Kundavai’s contributions were not just limited to Shiva temples but also to Jain and Buddhist temples as well – the most important being the Jain shrines of Darasuram (or Rajarajeswaram) and Tirumalai (near Tiruvannamalai). She gave away lands for building hospitals, and donated money for irrigation projects – like the Kundavai-pereri at Brahmadesam.
Rajaraja’s queens too enjoyed enormous autonomy. For example, we have evidence that Logamahadevi, one of Rajaraja’s queens, employed a high-ranking women officer titled ‘adigaracci’ only to manage her endowments. Chola royal women were highly educated, had economic independence and financial authority, sponsored arts and initiated welfare projects – all in their own (not in their husbands’) names. So, Kalki’s characterisation of women in Ponniyin Selvan was realistic!

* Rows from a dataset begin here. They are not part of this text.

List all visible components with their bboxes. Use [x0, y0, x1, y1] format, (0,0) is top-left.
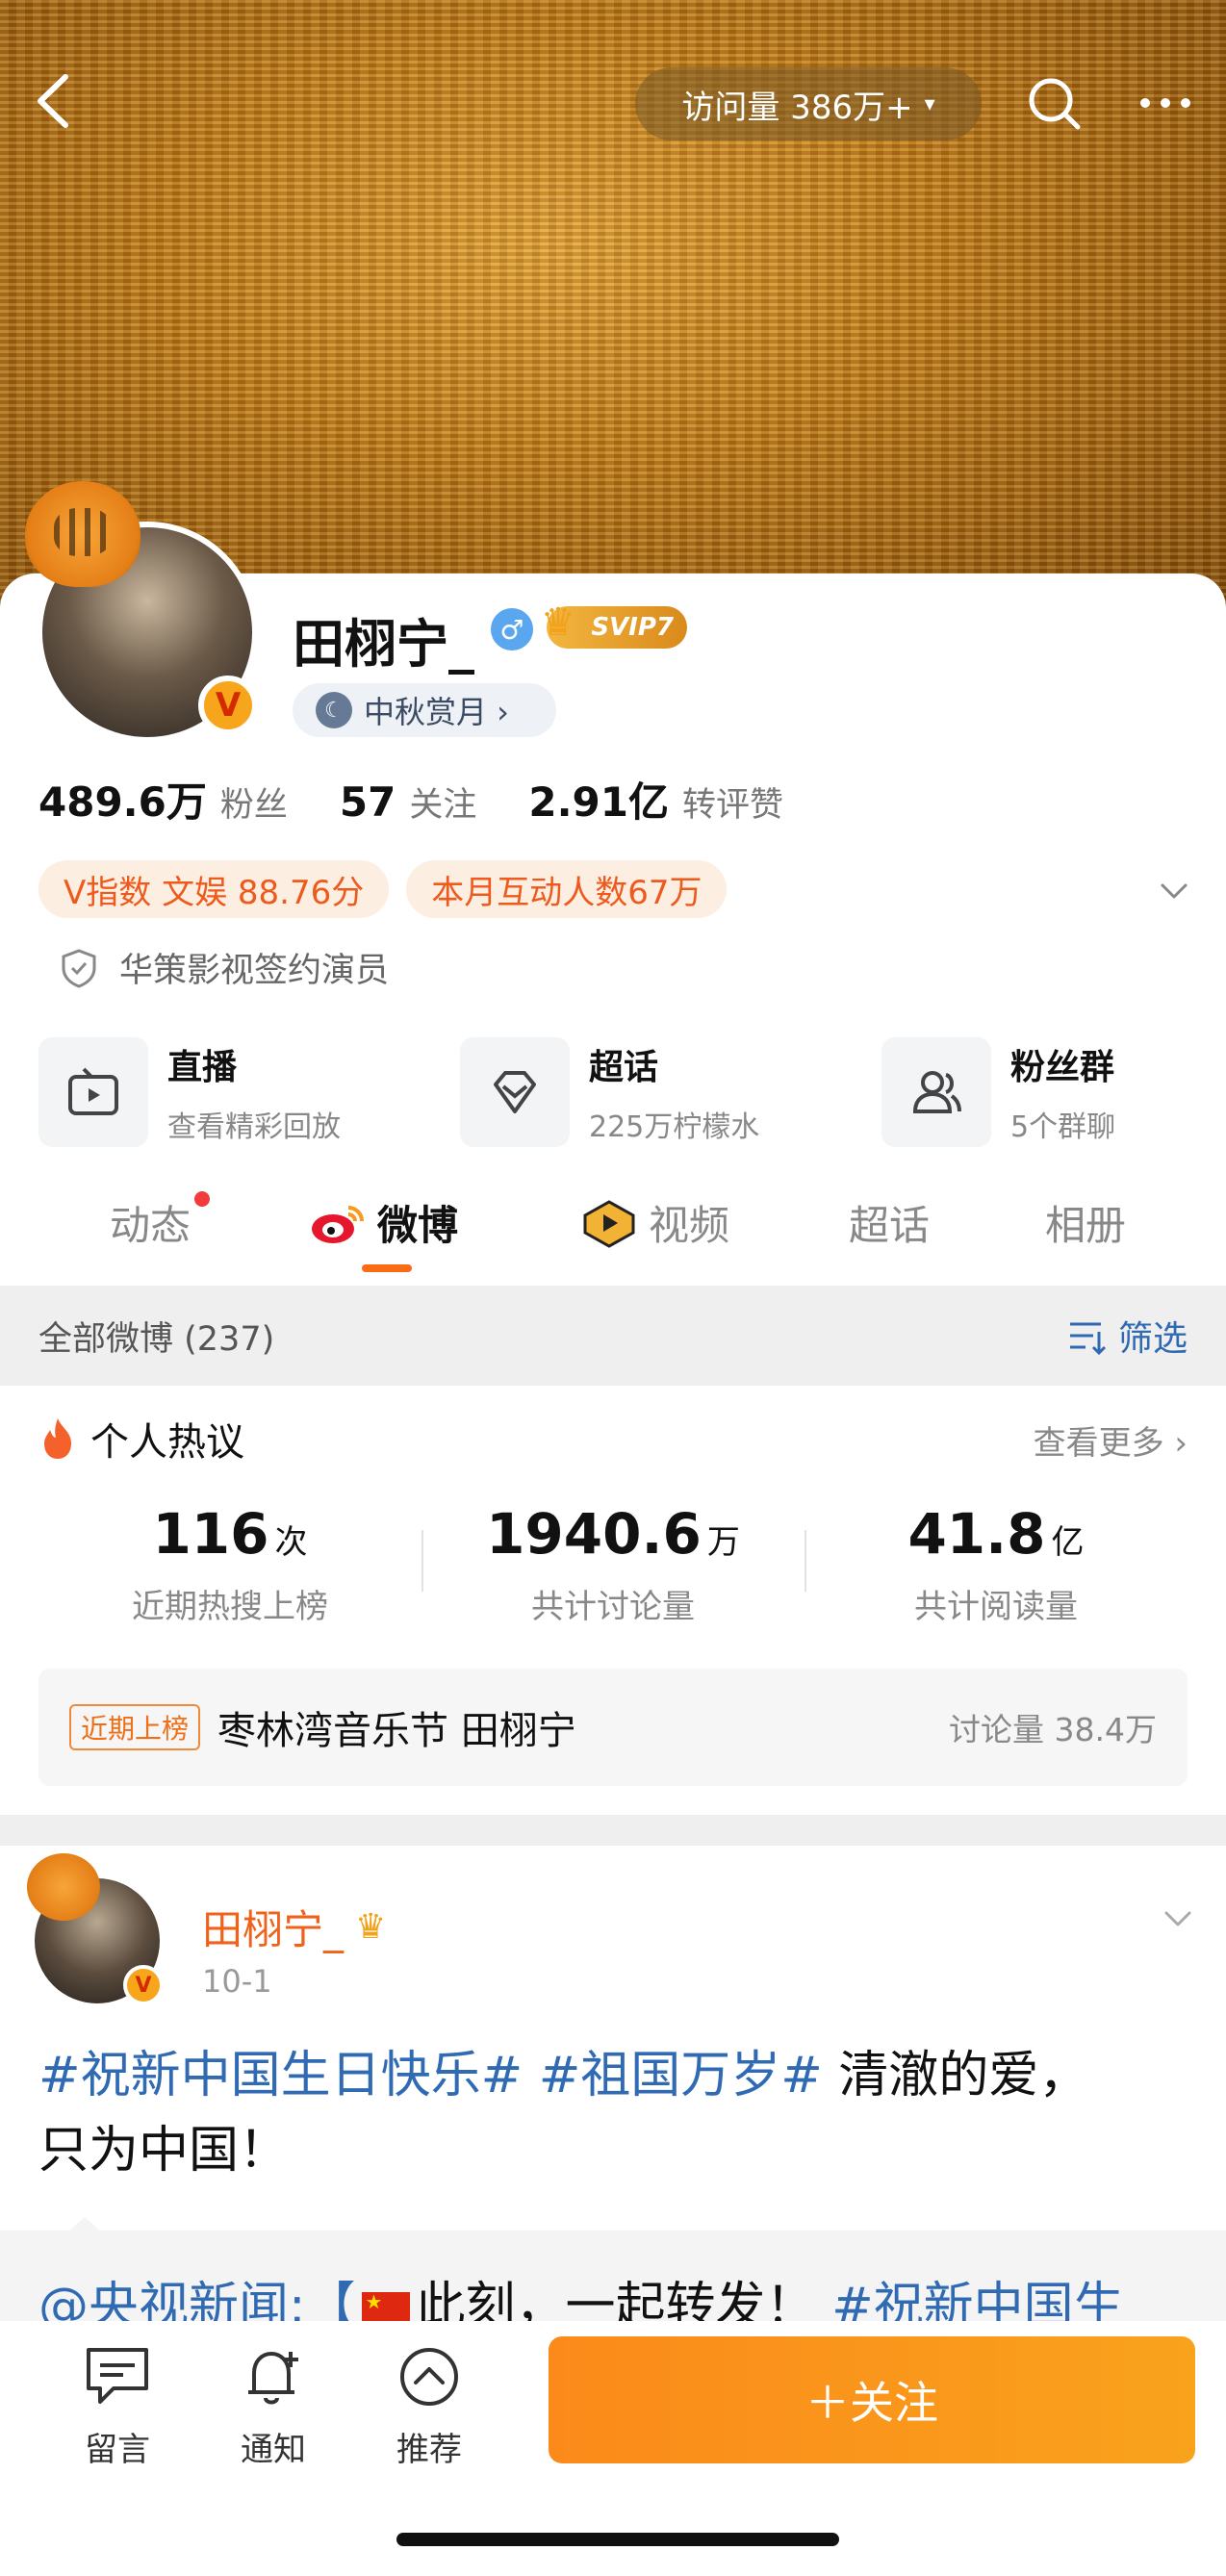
- service-supertopic-title: 超话: [589, 1048, 659, 1087]
- chevron-down-icon: [1161, 883, 1188, 899]
- post-text-line2: 只为中国！: [38, 2122, 290, 2180]
- chevron-up-circle-icon: [400, 2348, 458, 2406]
- filter-bar: 全部微博 (237) 筛选: [0, 1286, 1226, 1386]
- moon-festival-chip[interactable]: ☾ 中秋赏月 ›: [293, 683, 556, 737]
- moon-icon: ☾: [316, 692, 352, 728]
- hot-discussion-section: 个人热议 查看更多 › 116 次 近期热搜上榜 1940.6 万 共计讨论量 41…: [0, 1386, 1226, 1815]
- post-body: #祝新中国生日快乐# #祖国万岁# 清澈的爱， 只为中国！: [38, 2038, 1188, 2188]
- chevron-down-icon: [1164, 1911, 1191, 1926]
- filter-button[interactable]: 筛选: [1066, 1311, 1188, 1361]
- hashtag-link[interactable]: #祝新中国生日快乐#: [38, 2047, 523, 2104]
- hot-more-link[interactable]: 查看更多 ›: [1034, 1416, 1188, 1464]
- more-dots-icon: [1140, 98, 1190, 108]
- moon-chip-label: 中秋赏月 ›: [364, 694, 509, 730]
- comment-icon: [87, 2348, 148, 2404]
- caret-down-icon: ▾: [924, 91, 935, 116]
- shield-icon: [62, 948, 96, 988]
- post-menu-button[interactable]: [1159, 1900, 1197, 1938]
- post-avatar[interactable]: V: [27, 1853, 169, 2009]
- tv-icon: [68, 1067, 118, 1115]
- v-index-pill[interactable]: V指数 文娱 88.76分: [38, 860, 390, 918]
- tab-video[interactable]: 视频: [581, 1193, 729, 1252]
- following-count[interactable]: 57: [340, 778, 396, 826]
- interaction-pill[interactable]: 本月互动人数67万: [406, 860, 728, 918]
- profile-pills: V指数 文娱 88.76分 本月互动人数67万: [38, 860, 728, 918]
- profile-stats: 489.6万 粉丝 57 关注 2.91亿 转评赞: [38, 770, 835, 829]
- service-fan-group[interactable]: 粉丝群 5个群聊: [881, 1037, 1226, 1147]
- back-button[interactable]: [29, 67, 77, 135]
- more-button[interactable]: [1132, 69, 1199, 137]
- comment-button[interactable]: 留言: [60, 2340, 175, 2470]
- certification-text: 华策影视签约演员: [119, 952, 390, 990]
- hot-stat-trending: 116 次 近期热搜上榜: [132, 1501, 328, 1626]
- likes-count[interactable]: 2.91亿: [528, 770, 669, 829]
- services-row: 直播 查看精彩回放 超话 225万柠檬水 粉丝群 5个群聊: [38, 1037, 1226, 1147]
- group-icon: [912, 1071, 961, 1113]
- service-supertopic[interactable]: 超话 225万柠檬水: [460, 1037, 881, 1147]
- weibo-count: 全部微博 (237): [38, 1319, 275, 1359]
- filter-icon: [1069, 1322, 1107, 1356]
- hot-title: 个人热议: [38, 1411, 244, 1467]
- hot-trend-item[interactable]: 近期上榜 枣林湾音乐节 田栩宁 讨论量 38.4万: [38, 1669, 1188, 1786]
- recommend-button[interactable]: 推荐: [371, 2340, 487, 2470]
- post-author[interactable]: 田栩宁_ ♛: [202, 1898, 386, 1956]
- visits-label: 访问量 386万+: [681, 88, 913, 127]
- unread-dot: [194, 1191, 211, 1207]
- section-divider: [0, 1815, 1226, 1846]
- profile-avatar[interactable]: V: [25, 481, 258, 743]
- search-button[interactable]: [1020, 69, 1087, 137]
- profile-name: 田栩宁_: [293, 614, 474, 675]
- follow-button[interactable]: ＋关注: [549, 2336, 1195, 2463]
- bell-icon: [248, 2352, 298, 2405]
- certification: 华策影视签约演员: [58, 943, 389, 992]
- verified-badge-icon: V: [123, 1965, 164, 2005]
- notify-button[interactable]: 通知: [216, 2340, 331, 2470]
- hashtag-link[interactable]: #祖国万岁#: [539, 2047, 823, 2104]
- svip-label: SVIP7: [591, 613, 674, 642]
- service-live-title: 直播: [167, 1048, 238, 1087]
- video-logo-icon: [583, 1199, 635, 1248]
- back-arrow-icon: [38, 74, 68, 128]
- tab-album[interactable]: 相册: [1045, 1193, 1126, 1252]
- trend-count: 讨论量 38.4万: [949, 1711, 1157, 1748]
- trend-text: 枣林湾音乐节 田栩宁: [217, 1709, 576, 1753]
- visits-button[interactable]: 访问量 386万+ ▾: [635, 67, 982, 140]
- crown-icon: ♛: [355, 1907, 387, 1947]
- weibo-logo-icon: [312, 1205, 364, 1243]
- trend-tag: 近期上榜: [69, 1704, 201, 1750]
- hot-stats: 116 次 近期热搜上榜 1940.6 万 共计讨论量 41.8 亿 共计阅读量: [38, 1501, 1188, 1627]
- expand-profile-button[interactable]: [1155, 872, 1193, 910]
- flame-icon: [44, 1418, 71, 1459]
- service-fan-group-title: 粉丝群: [1010, 1048, 1115, 1087]
- service-fan-group-subtitle: 5个群聊: [1010, 1110, 1116, 1144]
- service-supertopic-subtitle: 225万柠檬水: [589, 1110, 760, 1144]
- tiger-decoration-icon: [27, 1853, 100, 1921]
- service-live[interactable]: 直播 查看精彩回放: [38, 1037, 460, 1147]
- diamond-icon: [494, 1071, 536, 1113]
- svip-badge[interactable]: ♛ SVIP7: [541, 600, 687, 649]
- hot-stat-reads: 41.8 亿 共计阅读量: [805, 1501, 1188, 1627]
- tab-supertopic[interactable]: 超话: [849, 1193, 930, 1252]
- fans-count[interactable]: 489.6万: [38, 770, 207, 829]
- service-live-subtitle: 查看精彩回放: [167, 1110, 341, 1144]
- tab-weibo[interactable]: 微博: [310, 1193, 458, 1252]
- hot-stat-discussion: 1940.6 万 共计讨论量: [421, 1501, 805, 1627]
- tab-feed[interactable]: 动态: [110, 1191, 211, 1252]
- tiger-decoration-icon: [25, 481, 140, 587]
- following-label[interactable]: 关注: [409, 778, 476, 827]
- home-indicator: [396, 2533, 839, 2546]
- verified-badge-icon: V: [198, 676, 258, 735]
- fans-label[interactable]: 粉丝: [220, 778, 288, 827]
- active-tab-indicator: [362, 1264, 412, 1272]
- crown-icon: ♛: [541, 600, 575, 645]
- post-text: 清澈的爱，: [822, 2047, 1089, 2104]
- likes-label[interactable]: 转评赞: [682, 778, 783, 827]
- male-icon: ♂: [491, 608, 533, 650]
- profile-tabs: 动态 微博 视频 超话 相册: [0, 1180, 1226, 1276]
- search-icon: [1029, 78, 1081, 130]
- filter-label: 筛选: [1117, 1319, 1188, 1359]
- post-date: 10-1: [202, 1963, 272, 2000]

Chola women probably had considerable influence in national policy matters too. This though is more difficult to prove without some extrapolation. One of the most enduring mysteries from that time is why Rajaraja Chola did not ascend the throne in 970 CE when his father died.
He had all the qualifications, plus the support of the nobles and masses. Instead, he declared that he supported his uncle Uttama’s candidature, and would work as his deputy. Uttama was sedate, pious and conservative. But Rajaraja was an expansionist ruler and a progressive-change agent. Why did he volunteer to work backstage?
Some scholars believe it must have been the influence of Sembiyan Mahadevi and Kundavai. They had probably sensed that Uttama wanted the crown badly. As a late addition to the family, Uttama had missed the crown thrice. Rather than harbour simmering discontent, if he was given a shot at the throne he would actually warm the seat while young Rajaraja matured.
The two ladies could have hammered a deal in the last days of Sundara Chola whereby Uttama would succeed him, but he would hand over the reins to Rajaraja after that; and Uttama’s children would have no claim ever. And this is what exactly happened. Uttama ruled for 15 years, and died quietly (and conveniently). Rajaraja who was in the side-lines till then blossomed into a dynamic ruler. Uttama’s son, Madurantaka Gandaradityan, quietly faded from public life. The deal succeeded because of the high influence of Sembiyan and Kundavai within family circles. If this hypothesis is true, the Chola women basically engineered the greatest constitutional re-arrangement in Chola history!
PS: Sati was not a standard operating practice in Chola tradition, though some queens practised it. For instance, Queen Vanavan Mahadevi, Sundara Chola’s wife, practised sati in 970 CE. So did Queen Viramahadevi, when Rajendra Chola died in 1044 CE.